By 2050, the amount of greenhouse gas emissions would be reduced to save the world from vast climate crises. Hence some governments noted and promised they will work on this agenda to minimize the greenhouse effect by limiting fossil fuel production, some are still on the rise to produce more.

According to the United Nations new report, many governments are planning to extract huge amounts of energy from fossil fuels in the coming years, which will result in greater wastage emissions. The report detailed, how the world’s largest fossil fuel producer governments plan to carry on using coal, gas, and oil despite giving commitments made under the 2015 Paris Agreement, to limit global warming.

This latest report arrives as the world’s leaders are set to meet at the UN climate summit, COP26, in Glasgow beginning on Oct. 31, 2021.

The world’s governments plan to minimize a modest decrease in coal production while producing more than double the amount of fossil fuels. The amount is almost the opposite of the pledge they had taken before to limit global warming to 1.5 degrees Celsius.

Executive Director of UN Environment Program Inger Andersen stated in the COP26 conference, ‘Governments must step up, taking rapid and immediate steps to close the fossil fuel production gap and ensure a just and equitable transition.’

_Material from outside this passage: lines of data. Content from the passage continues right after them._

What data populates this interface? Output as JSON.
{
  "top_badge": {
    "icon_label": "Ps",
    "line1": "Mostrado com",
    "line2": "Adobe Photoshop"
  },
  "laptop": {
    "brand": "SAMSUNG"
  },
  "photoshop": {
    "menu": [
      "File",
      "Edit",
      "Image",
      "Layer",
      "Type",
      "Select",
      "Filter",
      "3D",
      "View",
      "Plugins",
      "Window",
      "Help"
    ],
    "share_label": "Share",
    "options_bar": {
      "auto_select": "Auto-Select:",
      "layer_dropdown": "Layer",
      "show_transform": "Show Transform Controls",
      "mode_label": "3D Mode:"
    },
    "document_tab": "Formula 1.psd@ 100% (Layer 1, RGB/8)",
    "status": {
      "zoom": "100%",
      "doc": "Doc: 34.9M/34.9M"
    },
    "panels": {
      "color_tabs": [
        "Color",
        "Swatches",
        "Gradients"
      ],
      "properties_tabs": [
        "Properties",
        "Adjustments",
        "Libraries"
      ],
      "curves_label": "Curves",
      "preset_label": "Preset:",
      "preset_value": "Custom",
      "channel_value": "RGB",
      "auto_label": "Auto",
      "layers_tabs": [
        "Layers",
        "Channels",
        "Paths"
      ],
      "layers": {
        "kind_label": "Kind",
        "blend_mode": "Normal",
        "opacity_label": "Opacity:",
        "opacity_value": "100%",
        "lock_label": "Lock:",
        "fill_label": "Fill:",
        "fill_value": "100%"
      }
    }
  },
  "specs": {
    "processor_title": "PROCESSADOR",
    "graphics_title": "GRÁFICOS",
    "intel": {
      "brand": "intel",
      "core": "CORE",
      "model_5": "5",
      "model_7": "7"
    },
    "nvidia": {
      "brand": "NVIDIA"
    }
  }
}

Experts urging to limit this fossil fuel use and production is a must to avoid such a threatening scenario that might occur because of climate change.

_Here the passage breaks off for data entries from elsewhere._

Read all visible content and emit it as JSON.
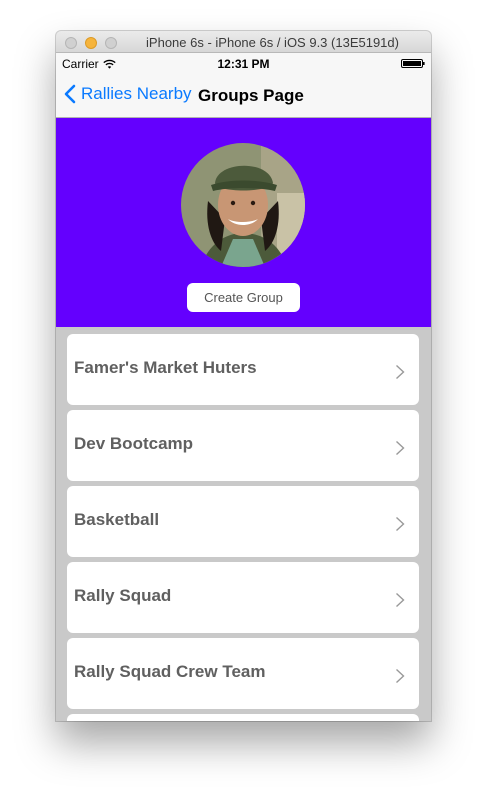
{
  "simulator": {
    "title": "iPhone 6s - iPhone 6s / iOS 9.3 (13E5191d)"
  },
  "status_bar": {
    "carrier": "Carrier",
    "time": "12:31 PM"
  },
  "nav": {
    "back_label": "Rallies Nearby",
    "title": "Groups Page"
  },
  "header": {
    "background_color": "#6400fe",
    "create_button_label": "Create Group"
  },
  "groups": [
    {
      "name": "Famer's Market Huters"
    },
    {
      "name": "Dev Bootcamp"
    },
    {
      "name": "Basketball"
    },
    {
      "name": "Rally Squad"
    },
    {
      "name": "Rally Squad Crew Team"
    }
  ],
  "colors": {
    "ios_blue": "#0a7aff",
    "list_background": "#c9c9c9",
    "group_text": "#606060"
  }
}
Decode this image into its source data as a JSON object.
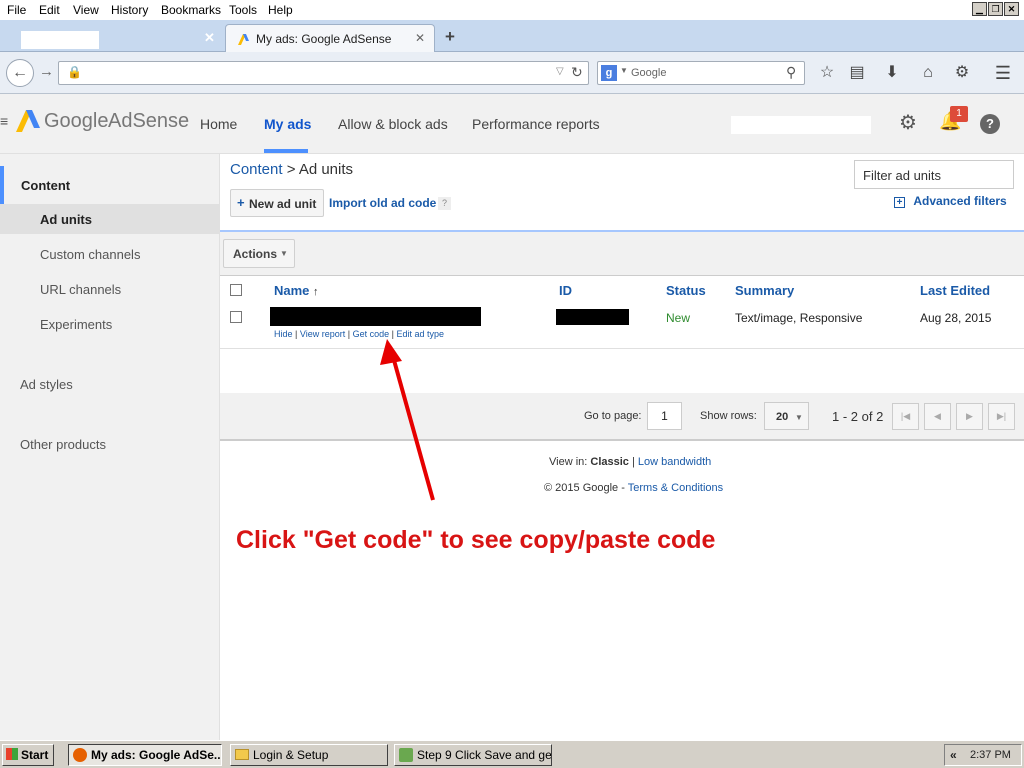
{
  "menu": [
    "File",
    "Edit",
    "View",
    "History",
    "Bookmarks",
    "Tools",
    "Help"
  ],
  "tabs": [
    {
      "label": ""
    },
    {
      "label": "My ads: Google AdSense"
    }
  ],
  "search": {
    "placeholder": "Google"
  },
  "adsense": {
    "logo_google": "Google",
    "logo_adsense": "AdSense",
    "nav": [
      "Home",
      "My ads",
      "Allow & block ads",
      "Performance reports"
    ],
    "notification_count": "1"
  },
  "sidebar": {
    "items": [
      "Content",
      "Ad units",
      "Custom channels",
      "URL channels",
      "Experiments",
      "Ad styles",
      "Other products"
    ]
  },
  "breadcrumb": {
    "parent": "Content",
    "separator": ">",
    "current": "Ad units"
  },
  "filter": {
    "placeholder": "Filter ad units",
    "advanced": "Advanced filters"
  },
  "buttons": {
    "new_ad_unit": "New ad unit",
    "import": "Import old ad code",
    "help": "?",
    "actions": "Actions"
  },
  "table": {
    "headers": [
      "Name",
      "ID",
      "Status",
      "Summary",
      "Last Edited"
    ],
    "rows": [
      {
        "status": "New",
        "summary": "Text/image, Responsive",
        "last_edited": "Aug 28, 2015",
        "actions": [
          "Hide",
          "View report",
          "Get code",
          "Edit ad type"
        ]
      }
    ]
  },
  "pager": {
    "goto_label": "Go to page:",
    "page": "1",
    "rows_label": "Show rows:",
    "rows": "20",
    "range": "1 - 2 of 2"
  },
  "footer": {
    "view_in": "View in:",
    "classic": "Classic",
    "low_bandwidth": "Low bandwidth",
    "copyright": "© 2015 Google",
    "terms": "Terms & Conditions"
  },
  "annotation": "Click \"Get code\" to see copy/paste code",
  "taskbar": {
    "start": "Start",
    "items": [
      "My ads: Google AdSe...",
      "Login & Setup",
      "Step 9 Click Save and ge..."
    ],
    "clock": "2:37 PM"
  },
  "colors": {
    "accent": "#1155cc",
    "annotation": "#e60000",
    "status_new": "#2e8b2e"
  }
}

The group of 20 major industrialized countries has directed nearly $300 billion in new funds toward those continued fossil fuel activities since the beginning of the COVID-19 pandemic far more than they have toward clean energy efforts. The U.S. specifically has shown a 17% planned increase of oil production and 12% with gas by 2030 compared to 2019 levels, according to Wednesday’s report.

Andersen said, ‘There is still time to limit long-term warming to 1.5 degrees C, but this window of opportunity is rapidly closing.’

Moreover, if carbon dioxide removal technologies fail to develop at a larger scale, or if methane emissions don’t rapidly reduce, the gap between climate commitments and plans of governments will continue to expand, the report says.